I think you just have to be sensible and realistic in terms of what you take. We soon realised what was and wasn't important on a trip. If you are going away for just a few nights, you can afford a few luxuries but longer trips do need much more careful planning.

We're planning a 5 week trip to Scandanavia at the moment which seemed daunting at first in terms of 'where are we going to put all this stuff?!' Once you pare it down to the necessities, it becomes a lot more manageable. You just need to have a bit of a backpacking mentality.

It's amazing how creative you become with storage though after a bit of experience!  

Stimpy


----------



## Superk (Aug 22, 2005)

We've just completed a six-month, 7,400 mile trip (France and Italy including Sicily) in our new 5.64m van after trading down from four years with a 33-foot RV plus towed car. Best thing we've done.
You don't need most of the stuff you take along 'just in case' - you can buy most things you need abroad and often at better prices. Practice loading the van before you go - and not the day before 8O Could you fit things in better - pans that stack inside each other for example. We didn't feel that we had missed out on anything - took a crate of books, laptop, two cameras. OK could have had a wider variety of clothes but you can buy often clothing abroad so you can ring the changes easily. You have to shop more often but with a small van that isn't stuck on site requiring the use of bicycles or scooters no problem. - Amazed by the numbers of vans of mid-size that get rooted to a pitch and the owners get to see very little unless they can walk, pedal, scoot or bus it. We could pack up in minutes and pop-off anywhere we wanted.
Not saying RVs are a bad thing (I can't after publishing the book about RVing :wink: ) - they provide a different way of doing things. I know which we prefer.


----------



## 106352 (Aug 8, 2007)

thanks to all for your tips --seems mostly positive thoughts


----------



## Grizzly (May 9, 2005)

Superk said:


> We've just completed a six-month, 7,400 mile trip (France and Italy including Sicily) .


Is there a book in this Keith ? I hope so. I very much enjoyed _How Katie Pulled Boris _

G


----------



## Superk (Aug 22, 2005)

Thanks - I'm glad you enjoyed it - makes all the effort worthwhile  
I am planning one based on this trip - loads of notes to go through - there may also be a sequel to How Katie Pulled Boris :wink:


----------



## trevd01 (Oct 26, 2007)

We go away for 3 weeks at a time in our 4.5m raising roof Bongo (and Bongos are narrow!). We used to be tent campers, so we use stackable lightweight camping stuff (pans etc). We always take too many clothes.

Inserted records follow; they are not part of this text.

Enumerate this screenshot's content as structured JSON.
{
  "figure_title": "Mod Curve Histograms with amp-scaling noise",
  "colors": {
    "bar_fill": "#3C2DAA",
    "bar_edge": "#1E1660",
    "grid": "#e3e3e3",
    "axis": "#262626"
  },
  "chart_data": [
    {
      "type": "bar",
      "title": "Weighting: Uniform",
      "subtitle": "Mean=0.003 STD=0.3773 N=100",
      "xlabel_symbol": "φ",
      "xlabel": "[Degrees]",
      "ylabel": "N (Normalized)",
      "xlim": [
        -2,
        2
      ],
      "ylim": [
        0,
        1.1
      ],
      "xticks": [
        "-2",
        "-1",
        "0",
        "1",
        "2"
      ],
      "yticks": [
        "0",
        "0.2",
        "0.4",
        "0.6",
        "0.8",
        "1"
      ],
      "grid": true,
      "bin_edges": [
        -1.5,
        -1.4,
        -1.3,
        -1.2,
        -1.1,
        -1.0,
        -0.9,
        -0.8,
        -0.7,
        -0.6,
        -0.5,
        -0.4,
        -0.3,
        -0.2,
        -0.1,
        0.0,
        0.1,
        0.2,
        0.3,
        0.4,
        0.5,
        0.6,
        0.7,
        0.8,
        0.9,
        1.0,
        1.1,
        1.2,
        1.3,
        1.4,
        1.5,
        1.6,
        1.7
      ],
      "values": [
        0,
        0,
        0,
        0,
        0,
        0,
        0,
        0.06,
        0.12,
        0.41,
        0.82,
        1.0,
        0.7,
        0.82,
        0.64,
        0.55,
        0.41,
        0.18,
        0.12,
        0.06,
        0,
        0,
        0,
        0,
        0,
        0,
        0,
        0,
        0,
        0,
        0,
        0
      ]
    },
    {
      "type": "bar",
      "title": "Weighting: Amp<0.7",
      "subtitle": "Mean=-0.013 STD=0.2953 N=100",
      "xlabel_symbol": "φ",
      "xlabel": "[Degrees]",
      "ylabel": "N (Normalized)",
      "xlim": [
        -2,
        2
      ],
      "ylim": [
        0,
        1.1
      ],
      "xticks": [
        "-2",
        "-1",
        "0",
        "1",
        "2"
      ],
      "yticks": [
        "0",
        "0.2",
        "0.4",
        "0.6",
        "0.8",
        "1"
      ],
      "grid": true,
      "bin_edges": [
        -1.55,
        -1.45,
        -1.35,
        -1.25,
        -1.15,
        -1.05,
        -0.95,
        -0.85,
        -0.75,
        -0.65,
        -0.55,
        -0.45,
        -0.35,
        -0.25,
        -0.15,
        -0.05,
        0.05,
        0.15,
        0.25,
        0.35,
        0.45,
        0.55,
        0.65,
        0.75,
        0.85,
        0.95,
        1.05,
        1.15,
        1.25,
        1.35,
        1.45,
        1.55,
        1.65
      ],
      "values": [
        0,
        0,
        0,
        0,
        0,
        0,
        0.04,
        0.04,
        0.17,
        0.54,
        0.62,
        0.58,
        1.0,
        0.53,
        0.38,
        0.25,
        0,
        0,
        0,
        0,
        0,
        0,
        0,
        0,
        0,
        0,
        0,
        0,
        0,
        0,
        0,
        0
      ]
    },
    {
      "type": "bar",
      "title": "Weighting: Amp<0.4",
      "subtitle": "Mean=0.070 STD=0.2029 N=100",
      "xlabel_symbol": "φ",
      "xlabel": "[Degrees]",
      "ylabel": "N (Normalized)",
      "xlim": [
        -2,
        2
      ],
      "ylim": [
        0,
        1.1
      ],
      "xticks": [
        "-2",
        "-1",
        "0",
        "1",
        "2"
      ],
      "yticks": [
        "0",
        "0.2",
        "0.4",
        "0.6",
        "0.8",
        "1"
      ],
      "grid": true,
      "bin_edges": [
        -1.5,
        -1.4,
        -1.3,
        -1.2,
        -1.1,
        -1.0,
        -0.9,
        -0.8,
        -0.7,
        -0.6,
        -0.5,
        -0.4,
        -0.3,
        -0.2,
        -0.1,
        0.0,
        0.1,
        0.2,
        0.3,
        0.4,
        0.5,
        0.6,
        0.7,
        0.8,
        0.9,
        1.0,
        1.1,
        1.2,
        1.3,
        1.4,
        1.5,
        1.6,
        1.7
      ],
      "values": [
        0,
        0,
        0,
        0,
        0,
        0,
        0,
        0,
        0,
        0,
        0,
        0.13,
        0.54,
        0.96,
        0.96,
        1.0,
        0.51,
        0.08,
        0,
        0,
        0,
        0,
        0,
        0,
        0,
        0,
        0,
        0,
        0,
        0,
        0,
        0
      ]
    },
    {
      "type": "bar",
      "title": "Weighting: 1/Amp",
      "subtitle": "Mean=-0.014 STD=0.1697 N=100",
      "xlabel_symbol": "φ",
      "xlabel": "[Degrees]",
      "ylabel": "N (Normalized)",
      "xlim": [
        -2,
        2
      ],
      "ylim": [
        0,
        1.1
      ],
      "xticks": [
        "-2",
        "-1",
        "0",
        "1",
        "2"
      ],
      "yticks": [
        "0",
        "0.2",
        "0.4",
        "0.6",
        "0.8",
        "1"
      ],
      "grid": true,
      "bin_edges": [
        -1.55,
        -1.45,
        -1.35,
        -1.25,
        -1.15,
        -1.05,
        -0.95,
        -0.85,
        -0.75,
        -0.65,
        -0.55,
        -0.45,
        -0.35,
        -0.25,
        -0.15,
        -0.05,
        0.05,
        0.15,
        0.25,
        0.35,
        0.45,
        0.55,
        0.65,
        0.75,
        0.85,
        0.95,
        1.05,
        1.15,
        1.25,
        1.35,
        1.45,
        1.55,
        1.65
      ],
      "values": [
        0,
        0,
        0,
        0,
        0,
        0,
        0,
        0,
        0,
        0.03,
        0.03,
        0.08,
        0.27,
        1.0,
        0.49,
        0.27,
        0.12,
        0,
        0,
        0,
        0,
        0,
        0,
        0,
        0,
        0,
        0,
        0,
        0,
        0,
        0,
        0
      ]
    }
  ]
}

You just have to be well organised!










Looking forward to the luxury of space in our Murvi next year (well, almost certain we will order one next month...)


----------



## 96706 (Nov 13, 2005)

Hi Trev, 
Any update on your Murvi ?

****


----------



## trevd01 (Oct 26, 2007)

**** said:


> Hi Trev,
> Any update on your Murvi ?
> 
> ****


Hi ****!

Yep, it's ordered.

Morello, Slate grey, 160 auto, aircon, cruise, airbags, solar, lpg tank, extra fresh water, fiamma, seitz cab blinds, big fridge, sog...

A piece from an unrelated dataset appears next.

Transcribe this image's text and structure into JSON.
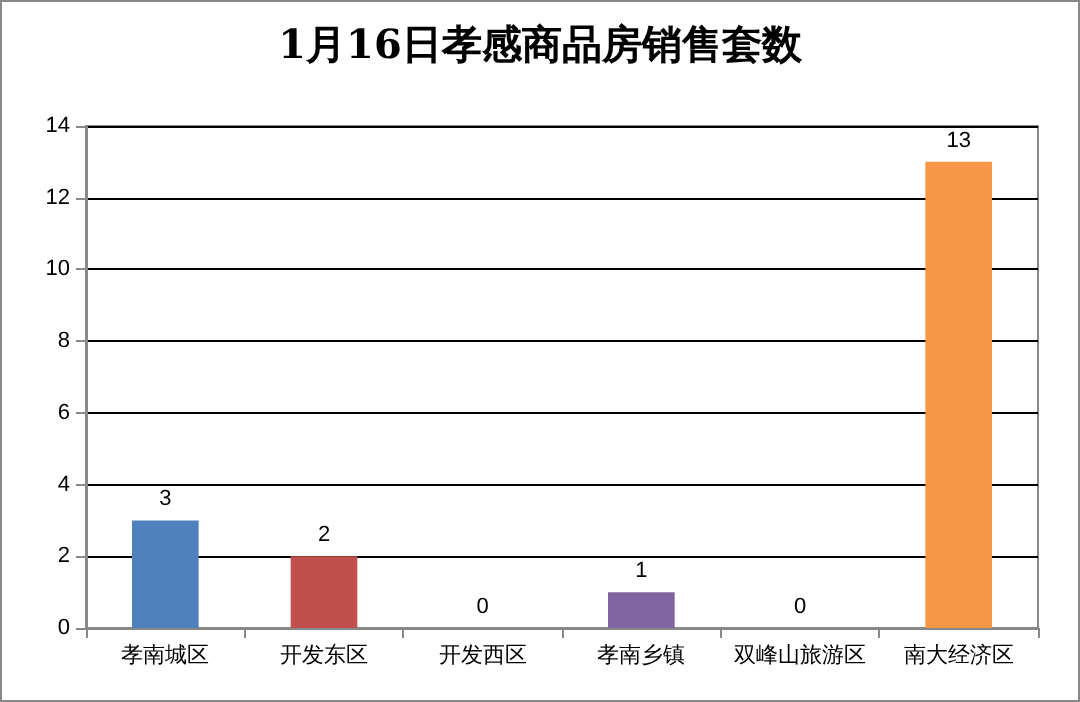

For March 09 delivery (could have had it earlier).


----------



## 96706 (Nov 13, 2005)

Fingers crossed for March then Trevor. 
Are you selling your Bongo? Mine is still for sale ( about 9 months since we started in ernest) no one wants to pay more than about 7k, but I'm not yet ready to let her go for nowt!

Must say that the Symbol is ideal for the 2 of us, being slightly bigger than Monty might make getting to some locations a bit tricky, but overall it's the best upgrade, whilst I'm still working.

Cheers for now,

Peter


----------



## trevd01 (Oct 26, 2007)

**** said:


> Fingers crossed for March then Trevor.
> Are you selling your Bongo? Mine is still for sale ( about 9 months since we started in ernest) no one wants to pay more than about 7k, but I'm not yet ready to let her go for nowt!
> 
> Must say that the Symbol is ideal for the 2 of us, being slightly bigger than Monty might make getting to some locations a bit tricky, but overall it's the best upgrade, whilst I'm still working.
> ...


We will probably sell the Bongo, but if we can't get a sensible price (and I have been monitoring prices for a few months now), we will keep it as a 'family' Bongo for my grown up sons and my brother to use.


----------



## maddie (Jan 4, 2006)

Hi all we have done a four week trip down Devon & Cornwall,and a few 3 wek one's in our s/b no problem at all.Having said that we have 10 overhead lockers,5 drawers,1small cupboard 1 large cuboard,fullheight wardrobe and underbed storage that gives us a lot more storage than most coachbuilts. :lol: 
terry


----------